LG - 机器学习 CV - 计算机视觉 CL - 计算与语言 AS - 音频与语音 RO - 机器人 (*表示值得重点关注)

1、 [CV] *Training data-efficient image transformers & distillation through attention

H Touvron, M Cord, M Douze, F Massa, A Sablayrolles, H Jégou
[Facebook AI & Sorbonne University]
基于注意力的数据高效transformer训练和蒸馏。提出DeiT，改进了训练和蒸馏过程，对已有数据增强和正则化策略进行优化，不需要大量数据就能进行训练出性能较好的图像transformer。通过充分设计的方案，只用Imagenet进行训练，就能产生性能不错的非卷积transformer，单台计算机上训练时间不超过3天，在不引入外部数据的情况下，在ImageNet上可实现83.1%的top-1精度。 Recently, neural networks purely based on attention were shown to address image understanding tasks such as image classification. However, these visual transformers are pre-trained with hundreds of millions of images using an expensive infrastructure, thereby limiting their adoption by the larger community.In this work, with an adequate training scheme, we produce a competitive convolution-free transformer by training on Imagenet only. We train it on a single computer in less than 3 days. Our reference vision transformer (86M parameters) achieves top-1 accuracy of 83.1% (single-crop evaluation) on ImageNet with no external data. We share our code and models to accelerate community advances on this line of research.Additionally, we introduce a teacher-student strategy specific to transformers. It relies on a distillation token ensuring that the student learns from the teacher through attention. We show the interest of this token-based distillation, especially when using a convnet as a teacher. This leads us to report results competitive with convnets for both Imagenet (where we obtain up to 84.4% accuracy) and when transferring to other tasks. https://weibo.com/1402400261/JA2icBbpQ

f01.png.jpg f02.png.jpg

2、 [CV] *Focal Frequency Loss for Generative Models

L Jiang, B Dai, W Wu, C C Loy
[Nanyang Technological Universit & SenseTime Research]
生成模型的焦频损失。进行了在频域优化生成模型的初步探索，提出了焦点频率损失，一种新的目标函数，可以使模型动态关注那些难以合成的频率成分，对容易合成的频率进行降权。是对现有的各种基线的空间损失的补充，将生成模型的优化带入频域，很大程度上减轻了由于神经网络固有问题而导致的重要频率信息丢失问题，改善了合成质量。** Despite the remarkable success of generative models in creating photorealistic images using deep neural networks, gaps could still exist between the real and generated images, especially in the frequency domain.
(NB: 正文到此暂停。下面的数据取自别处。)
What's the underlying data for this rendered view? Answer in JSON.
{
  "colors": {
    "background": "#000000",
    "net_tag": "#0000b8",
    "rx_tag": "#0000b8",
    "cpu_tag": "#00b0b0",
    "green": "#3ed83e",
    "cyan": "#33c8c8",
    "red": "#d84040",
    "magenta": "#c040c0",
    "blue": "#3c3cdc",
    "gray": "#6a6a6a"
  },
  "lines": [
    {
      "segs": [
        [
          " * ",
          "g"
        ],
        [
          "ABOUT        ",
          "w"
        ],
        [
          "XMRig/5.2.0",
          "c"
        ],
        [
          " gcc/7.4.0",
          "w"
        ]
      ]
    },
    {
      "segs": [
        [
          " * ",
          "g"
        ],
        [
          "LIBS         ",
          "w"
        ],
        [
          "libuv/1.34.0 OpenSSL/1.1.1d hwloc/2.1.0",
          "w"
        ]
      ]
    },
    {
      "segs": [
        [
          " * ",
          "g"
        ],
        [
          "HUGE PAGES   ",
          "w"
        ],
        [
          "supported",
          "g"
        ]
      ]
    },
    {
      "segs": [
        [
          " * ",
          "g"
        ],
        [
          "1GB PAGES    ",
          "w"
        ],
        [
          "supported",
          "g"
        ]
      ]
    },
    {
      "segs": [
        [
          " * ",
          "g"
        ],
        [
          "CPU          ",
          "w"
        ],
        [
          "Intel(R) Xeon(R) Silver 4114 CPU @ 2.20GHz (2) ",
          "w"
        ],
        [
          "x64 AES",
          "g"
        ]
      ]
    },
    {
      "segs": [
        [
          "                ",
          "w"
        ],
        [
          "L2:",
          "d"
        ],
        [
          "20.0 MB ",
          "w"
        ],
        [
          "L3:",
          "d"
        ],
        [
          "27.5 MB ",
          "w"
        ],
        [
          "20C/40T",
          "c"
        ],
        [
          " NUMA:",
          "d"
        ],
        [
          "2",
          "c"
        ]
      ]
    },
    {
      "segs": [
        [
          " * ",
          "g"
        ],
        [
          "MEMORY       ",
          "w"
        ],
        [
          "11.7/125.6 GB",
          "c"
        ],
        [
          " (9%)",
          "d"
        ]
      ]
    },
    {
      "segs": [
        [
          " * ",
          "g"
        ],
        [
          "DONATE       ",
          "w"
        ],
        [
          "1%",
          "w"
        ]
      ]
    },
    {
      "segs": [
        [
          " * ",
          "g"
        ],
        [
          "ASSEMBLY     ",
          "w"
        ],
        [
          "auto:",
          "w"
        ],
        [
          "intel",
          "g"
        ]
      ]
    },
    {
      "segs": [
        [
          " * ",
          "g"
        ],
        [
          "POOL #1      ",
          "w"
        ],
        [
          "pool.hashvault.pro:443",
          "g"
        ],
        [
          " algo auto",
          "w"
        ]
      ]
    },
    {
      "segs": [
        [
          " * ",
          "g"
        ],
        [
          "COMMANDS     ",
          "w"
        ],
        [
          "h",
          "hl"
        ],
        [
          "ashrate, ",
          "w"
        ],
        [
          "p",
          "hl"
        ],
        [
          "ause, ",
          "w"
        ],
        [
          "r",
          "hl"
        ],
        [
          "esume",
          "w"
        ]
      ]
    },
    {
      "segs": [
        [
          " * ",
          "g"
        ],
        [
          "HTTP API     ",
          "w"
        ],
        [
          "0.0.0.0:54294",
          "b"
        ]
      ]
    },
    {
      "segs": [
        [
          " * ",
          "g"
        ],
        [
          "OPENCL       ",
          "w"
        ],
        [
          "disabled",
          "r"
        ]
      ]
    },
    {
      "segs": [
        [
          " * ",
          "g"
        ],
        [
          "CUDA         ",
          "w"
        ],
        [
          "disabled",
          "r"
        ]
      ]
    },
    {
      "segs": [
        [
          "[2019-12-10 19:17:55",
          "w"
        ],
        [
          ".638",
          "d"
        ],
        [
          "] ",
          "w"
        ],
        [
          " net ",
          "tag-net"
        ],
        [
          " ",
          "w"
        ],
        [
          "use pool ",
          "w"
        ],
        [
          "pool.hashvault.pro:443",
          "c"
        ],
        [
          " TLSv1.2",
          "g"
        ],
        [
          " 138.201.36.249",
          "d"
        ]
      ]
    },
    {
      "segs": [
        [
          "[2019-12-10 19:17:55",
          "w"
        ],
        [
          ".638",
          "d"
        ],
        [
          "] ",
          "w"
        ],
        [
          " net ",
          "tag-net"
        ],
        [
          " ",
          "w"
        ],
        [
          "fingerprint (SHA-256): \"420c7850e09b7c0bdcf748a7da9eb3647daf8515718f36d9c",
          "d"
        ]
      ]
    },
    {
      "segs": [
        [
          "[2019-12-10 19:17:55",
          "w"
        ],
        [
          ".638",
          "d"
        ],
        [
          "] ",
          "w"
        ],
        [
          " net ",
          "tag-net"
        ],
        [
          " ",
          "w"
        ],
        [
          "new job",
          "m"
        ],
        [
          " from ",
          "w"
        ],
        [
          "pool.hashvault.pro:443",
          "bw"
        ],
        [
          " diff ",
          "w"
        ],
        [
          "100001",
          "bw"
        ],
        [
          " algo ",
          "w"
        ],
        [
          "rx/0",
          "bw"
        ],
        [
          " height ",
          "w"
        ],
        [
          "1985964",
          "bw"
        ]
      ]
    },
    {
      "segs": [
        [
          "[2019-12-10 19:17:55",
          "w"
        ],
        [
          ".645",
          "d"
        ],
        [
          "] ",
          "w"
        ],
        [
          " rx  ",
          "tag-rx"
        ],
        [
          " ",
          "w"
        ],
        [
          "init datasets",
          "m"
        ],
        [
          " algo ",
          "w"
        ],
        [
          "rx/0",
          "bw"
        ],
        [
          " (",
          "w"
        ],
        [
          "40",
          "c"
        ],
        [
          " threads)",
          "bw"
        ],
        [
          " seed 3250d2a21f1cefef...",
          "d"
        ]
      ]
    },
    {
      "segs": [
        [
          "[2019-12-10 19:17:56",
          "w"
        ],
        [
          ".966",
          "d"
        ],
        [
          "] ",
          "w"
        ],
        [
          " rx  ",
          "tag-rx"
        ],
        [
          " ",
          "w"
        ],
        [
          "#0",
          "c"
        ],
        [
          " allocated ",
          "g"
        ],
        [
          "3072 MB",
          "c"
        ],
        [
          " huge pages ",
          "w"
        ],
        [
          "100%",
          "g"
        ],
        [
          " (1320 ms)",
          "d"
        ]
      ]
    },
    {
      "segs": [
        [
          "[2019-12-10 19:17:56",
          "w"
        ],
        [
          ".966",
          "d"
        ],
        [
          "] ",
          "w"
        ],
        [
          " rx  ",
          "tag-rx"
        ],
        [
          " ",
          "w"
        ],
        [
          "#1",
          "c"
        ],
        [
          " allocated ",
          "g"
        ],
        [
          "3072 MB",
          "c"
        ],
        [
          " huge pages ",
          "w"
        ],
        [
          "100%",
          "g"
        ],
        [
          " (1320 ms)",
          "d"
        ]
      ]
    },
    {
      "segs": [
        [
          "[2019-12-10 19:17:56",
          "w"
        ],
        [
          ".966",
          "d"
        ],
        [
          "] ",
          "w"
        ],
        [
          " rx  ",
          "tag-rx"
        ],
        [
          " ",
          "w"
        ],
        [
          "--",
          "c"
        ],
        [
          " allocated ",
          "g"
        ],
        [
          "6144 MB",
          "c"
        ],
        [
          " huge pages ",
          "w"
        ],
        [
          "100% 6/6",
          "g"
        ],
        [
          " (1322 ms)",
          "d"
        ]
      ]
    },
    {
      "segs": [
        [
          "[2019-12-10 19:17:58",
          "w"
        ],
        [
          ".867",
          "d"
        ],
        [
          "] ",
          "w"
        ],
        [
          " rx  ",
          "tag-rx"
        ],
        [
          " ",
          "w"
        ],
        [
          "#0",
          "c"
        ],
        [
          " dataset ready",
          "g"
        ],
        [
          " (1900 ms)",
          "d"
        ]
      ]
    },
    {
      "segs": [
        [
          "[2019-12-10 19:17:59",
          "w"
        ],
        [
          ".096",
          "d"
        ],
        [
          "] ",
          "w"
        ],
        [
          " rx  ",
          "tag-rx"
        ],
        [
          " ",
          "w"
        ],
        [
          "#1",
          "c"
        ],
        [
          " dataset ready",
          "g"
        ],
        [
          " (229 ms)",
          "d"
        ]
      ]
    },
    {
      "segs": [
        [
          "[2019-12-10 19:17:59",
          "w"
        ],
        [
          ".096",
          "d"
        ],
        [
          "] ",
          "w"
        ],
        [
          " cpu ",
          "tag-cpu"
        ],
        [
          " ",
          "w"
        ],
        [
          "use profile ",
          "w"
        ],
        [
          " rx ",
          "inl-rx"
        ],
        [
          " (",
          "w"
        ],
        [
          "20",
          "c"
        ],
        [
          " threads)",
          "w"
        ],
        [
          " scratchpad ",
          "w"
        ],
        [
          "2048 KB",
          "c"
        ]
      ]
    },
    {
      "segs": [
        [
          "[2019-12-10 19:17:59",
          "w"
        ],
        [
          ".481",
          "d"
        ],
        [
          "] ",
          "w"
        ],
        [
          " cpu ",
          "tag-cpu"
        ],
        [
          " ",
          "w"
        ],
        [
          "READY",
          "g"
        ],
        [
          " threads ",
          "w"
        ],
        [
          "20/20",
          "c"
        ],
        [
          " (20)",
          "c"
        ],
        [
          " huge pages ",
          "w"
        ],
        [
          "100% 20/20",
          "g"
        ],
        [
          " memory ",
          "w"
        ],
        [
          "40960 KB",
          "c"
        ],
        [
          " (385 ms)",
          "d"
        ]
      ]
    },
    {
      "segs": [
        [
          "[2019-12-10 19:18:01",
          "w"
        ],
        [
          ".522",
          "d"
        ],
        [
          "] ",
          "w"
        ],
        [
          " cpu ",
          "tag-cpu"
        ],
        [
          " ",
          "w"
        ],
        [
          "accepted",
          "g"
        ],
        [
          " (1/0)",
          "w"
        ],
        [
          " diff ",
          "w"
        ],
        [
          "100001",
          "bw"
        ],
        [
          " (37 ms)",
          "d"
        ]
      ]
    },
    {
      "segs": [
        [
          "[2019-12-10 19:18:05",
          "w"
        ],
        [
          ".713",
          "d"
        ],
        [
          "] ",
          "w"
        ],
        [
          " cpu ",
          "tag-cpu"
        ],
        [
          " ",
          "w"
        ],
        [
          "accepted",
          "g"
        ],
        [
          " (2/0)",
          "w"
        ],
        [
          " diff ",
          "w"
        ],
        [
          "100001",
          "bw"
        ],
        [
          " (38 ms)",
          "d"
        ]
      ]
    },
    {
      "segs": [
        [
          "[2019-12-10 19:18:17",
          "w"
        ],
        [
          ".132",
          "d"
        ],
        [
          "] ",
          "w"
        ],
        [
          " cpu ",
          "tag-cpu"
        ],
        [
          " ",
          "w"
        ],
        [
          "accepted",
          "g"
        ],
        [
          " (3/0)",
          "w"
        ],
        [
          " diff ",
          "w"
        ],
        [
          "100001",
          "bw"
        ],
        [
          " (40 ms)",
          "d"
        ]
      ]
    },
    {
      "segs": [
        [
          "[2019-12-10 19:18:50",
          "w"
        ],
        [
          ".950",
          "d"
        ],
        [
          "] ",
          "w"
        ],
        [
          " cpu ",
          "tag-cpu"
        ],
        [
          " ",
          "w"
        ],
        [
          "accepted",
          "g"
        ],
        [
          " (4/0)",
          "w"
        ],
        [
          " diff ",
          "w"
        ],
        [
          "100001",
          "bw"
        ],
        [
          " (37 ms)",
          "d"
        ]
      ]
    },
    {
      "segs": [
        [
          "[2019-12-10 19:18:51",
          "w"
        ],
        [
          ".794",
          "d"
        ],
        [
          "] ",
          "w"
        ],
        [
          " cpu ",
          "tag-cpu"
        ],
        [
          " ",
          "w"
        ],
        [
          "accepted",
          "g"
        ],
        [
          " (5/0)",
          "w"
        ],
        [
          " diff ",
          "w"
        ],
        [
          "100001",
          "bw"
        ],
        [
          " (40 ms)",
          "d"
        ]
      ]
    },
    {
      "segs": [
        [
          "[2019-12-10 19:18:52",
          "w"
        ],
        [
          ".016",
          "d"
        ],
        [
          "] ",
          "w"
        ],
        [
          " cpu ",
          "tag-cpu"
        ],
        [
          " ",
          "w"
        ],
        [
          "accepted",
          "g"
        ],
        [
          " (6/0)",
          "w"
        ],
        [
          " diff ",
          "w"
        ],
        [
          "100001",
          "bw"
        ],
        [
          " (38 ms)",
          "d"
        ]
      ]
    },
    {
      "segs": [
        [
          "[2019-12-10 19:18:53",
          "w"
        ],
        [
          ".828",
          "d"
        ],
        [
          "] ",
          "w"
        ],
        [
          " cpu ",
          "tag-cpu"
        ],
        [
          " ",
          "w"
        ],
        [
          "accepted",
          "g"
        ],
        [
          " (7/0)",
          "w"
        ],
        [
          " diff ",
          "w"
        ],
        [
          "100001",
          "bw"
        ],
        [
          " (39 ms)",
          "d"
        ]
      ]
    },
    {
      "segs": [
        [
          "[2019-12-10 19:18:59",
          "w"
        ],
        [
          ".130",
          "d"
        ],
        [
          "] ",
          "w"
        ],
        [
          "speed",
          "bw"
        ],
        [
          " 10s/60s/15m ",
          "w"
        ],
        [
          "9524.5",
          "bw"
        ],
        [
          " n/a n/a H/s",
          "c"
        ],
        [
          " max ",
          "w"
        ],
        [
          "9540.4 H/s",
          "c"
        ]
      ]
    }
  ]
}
In this study, we find that narrowing the frequency domain gap can ameliorate the image synthesis quality further. To this end, we propose the focal frequency loss, a novel objective function that brings optimization of generative models into the frequency domain. The proposed loss allows the model to dynamically focus on the frequency components that are hard to synthesize by down-weighting the easy frequencies. This objective function is complementary to existing spatial losses, offering great impedance against the loss of important frequency information due to the inherent crux of neural networks. We demonstrate the versatility and effectiveness of focal frequency loss to improve various baselines in both perceptual quality and quantitative performance. https://weibo.com/1402400261/JA2p55yrx

f02.png.jpg f04.png.jpg

3、 [CV] Vid2Actor: Free-viewpoint Animatable Person Synthesis from Video in the Wild

C Weng, B Curless, I Kemelmacher-Shlizerman
[University of Washington]
Vid2Actor：基于自然场景视频的自由视角动画人物合成。提出一种新的简单的可动画化的人体表示，仅从图像观测中学习，可以从任意视角以任何姿态进行人物合成，无需明确的3D网格重建，其核心是用输入视频训练深度网络进行体3D人体表示重建，通过内部3D表示对任意姿态和相机进行图像合成，不需要预先设置模型或基于网格学习的标准网格来进行训练。 Given an “in-the-wild” video of a person, we reconstruct an animatable model of the person in the video. The output model can be rendered in any body pose to any camera view, via the learned controls, without explicit 3D mesh reconstruction. At the core of our method is a volumetric 3D human representation reconstructed with a deep network trained on input video, enabling novel pose/view synthesis. Our method is an advance over GAN-based image-to-image translation since it allows image synthesis for any pose and camera via the internal 3D representation, while at the same time it does not require a pre-rigged model or ground truth meshes for training, as in mesh-based learning. Experiments validate the design choices and yield results on synthetic data and on real videos of diverse people performing unconstrained activities (e.g. dancing or playing tennis). Finally, we demonstrate motion re-targeting and bullet-time rendering with the learned models. https://weibo.com/1402400261/JA2tCDjSb

f02.png.jpg f03.png.jpg f07.png.jpg

4、 [CL] Bridging Textual and Tabular Data for Cross-Domain Text-to-SQL Semantic Parsing

X V Lin, R Socher, C Xiong
[Salesforce Research]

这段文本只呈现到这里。